- Born: Michael David Alan Freeman 25 November 1943
- Died: 3 July 2024 (aged 80)
- Occupation: Legal academic
- Years active: 1966–2024
- Known for: Scholarship on children's rights; founding editor of The International Journal of Children's Rights
- Title: Professor of English Law
- Spouse: Vivien Freeman
- Awards: FBA (2009) Hamlyn Lecturer (2015)

Academic background
- Alma mater: University College London (LLB, LLM)

Academic work
- Discipline: Law
- Sub-discipline: Family law; children's rights; jurisprudence; medical ethics and law
- Institutions: University of Leeds (1966–1969) University College London (1969–2024)
- Notable works: The Rights and Wrongs of Children (1983) Article 3: The Best Interests of the Child (2007) A Magna Carta for Children? Rethinking Children's Rights (2020)
- Notable ideas: "Liberal paternalism" theory of children's rights

= Michael Freeman (academic) =

Michael Freeman FBA (25 November 1943 – 3 July 2024) was an English law academic. He was Professor of English Law at the Faculty of Laws, University College London from 1984 to 2011, and Emeritus Professor thereafter.

== Early life and education ==
Freeman studied at the Hasmonean Grammar School in Hendon before studying for an LLB (1965) and LLM (1966) at University College London. He was called to the bar of England and Wales in 1968 at Gray's Inn.

== Academic career ==
Freeman was a lecturer at University of Leeds from 1966 to 1969. He then returned to UCL, where he remained for the rest of his career, as a lecturer until 1979 and as a reader until 1984, when he was appointed Professor of English Law.

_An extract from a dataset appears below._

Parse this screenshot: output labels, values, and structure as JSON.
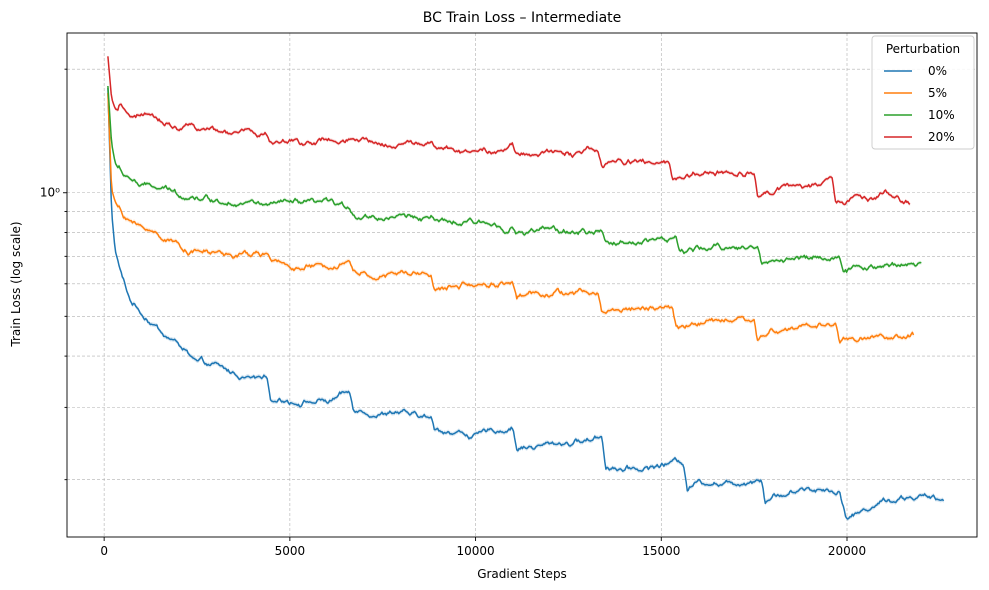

Freeman was an influential scholar in the area of children's rights. His theory of children's rights, first proposed in his 1983 work The Rights and Wrongs of Children, is a realist approach, considering children's social context, the way they are affected and affect others through their relationships, and their shifting and continuing development and maturation. He notably, in a 1987 paper, chastised Ronald Dworkin for overlooking children in the theories the legal philosopher presented in Taking Rights Seriously.

Freeman's body of work before and after the UN Convention on the Rights of the Child, leading up to his 2007 commentary on Article 3, has been associated with the pivot in UK law towards giving children's best interests primacy of consideration in the Supreme Court case ZH (Tanzania), with Freeman's work referenced by Baroness Hale, who wrote the leading judgment, in her public remarks on children's rights.

Freeman was also a noted feminist thinker, and is credited as having brought the women's liberation movement into the 1970s legal academy, which had been heavily resistant to linking the causes of domestic violence to the subordination of women.

Freeman was a prolific contributor to academic literature. He founded the International Journal of Children's Rights, and by the time of his retirement, had published over 85 books and a large number of academic articles. He convened the Current Legal Problems lecture series and yearbook for much of his career, and held 15 iterations of the Current Legal Issues symposia at UCL Laws.

In 2009, Freeman was elected to the British Academy. In 2015, he gave the Hamlyn Lectures, entitled A Magna Carta for Children? – Rethinking Children's Rights.

== Personal life ==
Freeman married his partner, Vivien, in 1967. He notably enjoyed classical music, cricket and mischief, notoriously delivering his UCL lectures dressed as Margaret Thatcher on the day of her resignation.